Le congé climatique de Marine Tondelier : une avancée sociale ou un risque économique ?

6 min de lecture
marine tondelier

Le 1er mai 2026, Marine Tondelier, secrétaire nationale des Écologistes, a officiellement proposé l’instauration d’un congé payé climatique de cinq jours par an en France.

Inspirée du modèle espagnol adopté fin 2024 après les inondations meurtrières, cette proposition vise à protéger les travailleurs exposés à des événements climatiques extrêmes (canicules, inondations, tempêtes) en leur permettant de ne pas se rendre au travail sans perte de salaire lorsque les autorités publiques recommandent ou imposent des restrictions.

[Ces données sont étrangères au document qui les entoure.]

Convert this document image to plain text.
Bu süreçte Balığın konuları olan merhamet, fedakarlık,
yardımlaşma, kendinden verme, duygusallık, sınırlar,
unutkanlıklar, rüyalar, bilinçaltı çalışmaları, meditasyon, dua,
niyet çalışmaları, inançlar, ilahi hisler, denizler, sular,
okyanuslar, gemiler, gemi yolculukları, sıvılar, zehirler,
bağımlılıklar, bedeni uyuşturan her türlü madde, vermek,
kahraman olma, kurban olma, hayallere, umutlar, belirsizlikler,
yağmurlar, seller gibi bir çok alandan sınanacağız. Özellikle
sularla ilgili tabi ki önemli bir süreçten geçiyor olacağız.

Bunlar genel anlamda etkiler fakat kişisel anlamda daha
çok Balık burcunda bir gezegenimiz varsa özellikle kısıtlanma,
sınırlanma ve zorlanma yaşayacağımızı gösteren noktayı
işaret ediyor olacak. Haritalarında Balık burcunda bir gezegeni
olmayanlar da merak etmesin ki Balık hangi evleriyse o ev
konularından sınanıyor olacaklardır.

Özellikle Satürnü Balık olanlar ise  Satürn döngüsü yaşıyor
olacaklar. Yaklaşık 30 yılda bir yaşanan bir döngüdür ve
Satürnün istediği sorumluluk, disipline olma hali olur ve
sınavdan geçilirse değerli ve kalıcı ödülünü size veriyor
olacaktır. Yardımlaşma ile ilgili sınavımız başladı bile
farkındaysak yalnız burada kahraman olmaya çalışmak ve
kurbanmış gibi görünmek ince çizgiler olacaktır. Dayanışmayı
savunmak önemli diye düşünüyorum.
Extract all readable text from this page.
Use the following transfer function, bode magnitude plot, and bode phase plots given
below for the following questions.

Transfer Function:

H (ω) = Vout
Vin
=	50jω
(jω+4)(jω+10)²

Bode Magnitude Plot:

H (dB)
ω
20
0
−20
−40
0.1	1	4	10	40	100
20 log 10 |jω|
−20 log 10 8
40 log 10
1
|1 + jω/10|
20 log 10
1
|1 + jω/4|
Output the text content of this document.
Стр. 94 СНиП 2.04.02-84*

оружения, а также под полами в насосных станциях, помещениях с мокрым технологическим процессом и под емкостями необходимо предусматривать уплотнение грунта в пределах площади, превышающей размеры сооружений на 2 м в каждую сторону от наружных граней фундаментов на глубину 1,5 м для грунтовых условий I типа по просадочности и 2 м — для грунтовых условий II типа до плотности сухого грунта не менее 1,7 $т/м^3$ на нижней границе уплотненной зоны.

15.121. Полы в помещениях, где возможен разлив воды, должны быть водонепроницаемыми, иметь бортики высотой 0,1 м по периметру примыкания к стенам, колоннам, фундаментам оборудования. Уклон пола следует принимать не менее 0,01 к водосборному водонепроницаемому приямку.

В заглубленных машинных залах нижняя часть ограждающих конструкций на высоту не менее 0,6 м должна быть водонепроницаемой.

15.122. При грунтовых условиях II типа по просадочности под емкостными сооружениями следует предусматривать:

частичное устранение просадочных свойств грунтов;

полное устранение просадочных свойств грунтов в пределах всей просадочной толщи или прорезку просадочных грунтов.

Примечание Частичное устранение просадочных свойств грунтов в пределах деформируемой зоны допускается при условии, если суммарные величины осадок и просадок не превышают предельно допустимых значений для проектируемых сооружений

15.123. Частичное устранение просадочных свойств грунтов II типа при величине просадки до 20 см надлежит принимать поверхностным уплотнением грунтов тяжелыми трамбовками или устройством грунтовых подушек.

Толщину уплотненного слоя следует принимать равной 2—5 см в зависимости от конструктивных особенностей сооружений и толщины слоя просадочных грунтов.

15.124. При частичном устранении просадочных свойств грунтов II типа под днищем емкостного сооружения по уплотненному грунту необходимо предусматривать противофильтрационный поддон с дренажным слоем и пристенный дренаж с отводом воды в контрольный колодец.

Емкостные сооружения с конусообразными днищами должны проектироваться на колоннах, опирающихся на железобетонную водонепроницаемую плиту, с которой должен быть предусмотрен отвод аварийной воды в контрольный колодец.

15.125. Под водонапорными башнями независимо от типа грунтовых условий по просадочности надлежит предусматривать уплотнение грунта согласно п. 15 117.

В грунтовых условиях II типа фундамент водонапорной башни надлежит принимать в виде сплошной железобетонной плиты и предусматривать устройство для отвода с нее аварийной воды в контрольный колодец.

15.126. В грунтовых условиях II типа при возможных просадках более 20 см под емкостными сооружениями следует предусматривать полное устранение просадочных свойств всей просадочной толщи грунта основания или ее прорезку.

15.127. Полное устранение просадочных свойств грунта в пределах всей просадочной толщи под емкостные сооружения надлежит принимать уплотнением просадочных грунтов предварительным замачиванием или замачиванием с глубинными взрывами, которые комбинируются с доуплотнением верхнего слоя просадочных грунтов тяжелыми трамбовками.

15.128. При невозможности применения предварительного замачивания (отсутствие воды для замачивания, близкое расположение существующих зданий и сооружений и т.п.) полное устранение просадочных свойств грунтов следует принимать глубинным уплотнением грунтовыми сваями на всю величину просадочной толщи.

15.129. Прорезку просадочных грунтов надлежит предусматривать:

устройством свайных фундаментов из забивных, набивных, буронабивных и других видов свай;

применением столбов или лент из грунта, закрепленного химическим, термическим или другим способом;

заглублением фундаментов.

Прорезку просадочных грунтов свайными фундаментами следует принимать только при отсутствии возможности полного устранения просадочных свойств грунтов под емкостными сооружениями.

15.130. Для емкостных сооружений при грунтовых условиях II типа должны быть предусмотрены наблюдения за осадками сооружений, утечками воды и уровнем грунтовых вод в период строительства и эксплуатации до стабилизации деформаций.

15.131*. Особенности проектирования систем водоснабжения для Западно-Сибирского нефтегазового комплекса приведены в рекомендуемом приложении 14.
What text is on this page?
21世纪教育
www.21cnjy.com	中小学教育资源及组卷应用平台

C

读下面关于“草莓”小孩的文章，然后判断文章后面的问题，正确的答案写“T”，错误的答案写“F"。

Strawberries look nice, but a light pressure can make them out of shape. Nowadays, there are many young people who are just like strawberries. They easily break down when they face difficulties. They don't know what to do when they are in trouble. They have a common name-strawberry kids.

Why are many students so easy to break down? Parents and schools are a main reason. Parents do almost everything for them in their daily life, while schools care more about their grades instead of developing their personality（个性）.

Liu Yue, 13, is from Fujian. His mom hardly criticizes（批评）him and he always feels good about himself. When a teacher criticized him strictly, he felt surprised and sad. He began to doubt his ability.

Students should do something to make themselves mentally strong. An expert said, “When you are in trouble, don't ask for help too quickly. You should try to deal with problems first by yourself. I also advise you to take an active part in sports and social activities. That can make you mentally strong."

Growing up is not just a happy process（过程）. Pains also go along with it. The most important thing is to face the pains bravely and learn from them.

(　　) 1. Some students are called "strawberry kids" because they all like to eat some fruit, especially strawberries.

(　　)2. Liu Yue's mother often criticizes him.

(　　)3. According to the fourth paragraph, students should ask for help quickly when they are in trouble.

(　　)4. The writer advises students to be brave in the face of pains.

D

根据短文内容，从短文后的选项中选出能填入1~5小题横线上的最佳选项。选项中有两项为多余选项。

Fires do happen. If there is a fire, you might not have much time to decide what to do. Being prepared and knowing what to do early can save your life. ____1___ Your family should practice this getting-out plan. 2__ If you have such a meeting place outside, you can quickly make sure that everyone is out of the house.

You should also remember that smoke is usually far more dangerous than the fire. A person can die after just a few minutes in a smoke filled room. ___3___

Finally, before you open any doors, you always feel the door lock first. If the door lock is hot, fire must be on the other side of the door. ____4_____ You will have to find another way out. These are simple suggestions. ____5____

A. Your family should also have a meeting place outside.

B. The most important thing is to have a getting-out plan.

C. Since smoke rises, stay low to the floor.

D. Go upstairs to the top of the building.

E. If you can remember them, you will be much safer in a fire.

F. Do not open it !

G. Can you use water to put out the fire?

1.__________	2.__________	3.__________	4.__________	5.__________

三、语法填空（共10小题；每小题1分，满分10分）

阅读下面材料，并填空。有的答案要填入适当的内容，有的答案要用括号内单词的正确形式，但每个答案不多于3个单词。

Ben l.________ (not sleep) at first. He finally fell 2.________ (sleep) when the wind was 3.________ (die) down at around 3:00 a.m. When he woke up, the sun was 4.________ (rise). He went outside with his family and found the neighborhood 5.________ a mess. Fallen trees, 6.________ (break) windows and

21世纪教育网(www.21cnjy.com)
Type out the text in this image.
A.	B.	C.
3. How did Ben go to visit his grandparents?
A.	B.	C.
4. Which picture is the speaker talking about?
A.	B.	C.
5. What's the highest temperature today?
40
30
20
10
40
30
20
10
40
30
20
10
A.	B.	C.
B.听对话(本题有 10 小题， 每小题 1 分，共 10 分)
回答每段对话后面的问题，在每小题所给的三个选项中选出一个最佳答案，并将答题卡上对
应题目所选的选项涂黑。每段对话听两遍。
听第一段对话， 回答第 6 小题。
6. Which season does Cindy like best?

Ce dispositif, encore à l’état de proposition, s’adresserait en priorité aux travailleurs exposés aux risques climatiques, notamment dans les secteurs où le télétravail est impossible.

Pourquoi une telle proposition en 2026 ?

Un contexte climatique de plus en plus extrême

La France subit une multiplication des épisodes de chaleur intense, d’inondations et de tempêtes, avec des impacts directs sur la santé et la productivité :

  • 2025 a été l’année la plus chaude jamais enregistrée en Europe, avec des pics à plus de 40°C dans plusieurs régions françaises.
  • Les événements météorologiques extrêmes ont coûté 10 milliards d’euros de sinistres en 2022, soit trois fois plus que la moyenne décennale.
  • Sans adaptation, le PIB français pourrait chuter de 7,4 % en 2026 en cas de succession de catastrophes climatiques, selon la Banque de France.

Cette proposition répond à une urgence : protéger les travailleurs tout en limitant les pertes économiques liées aux arrêts de travail non encadrés.

Les limites des dispositifs actuels

Aujourd’hui, les salariés français disposent de plusieurs mécanismes, mais aucun n’est adapté aux risques climatiques :

  • Droit de retrait (article L4131-1 du Code du travail) : Le salarié peut quitter son poste en cas de « danger grave et imminent », mais sans garantie de maintien de salaire si l’employeur conteste le risque.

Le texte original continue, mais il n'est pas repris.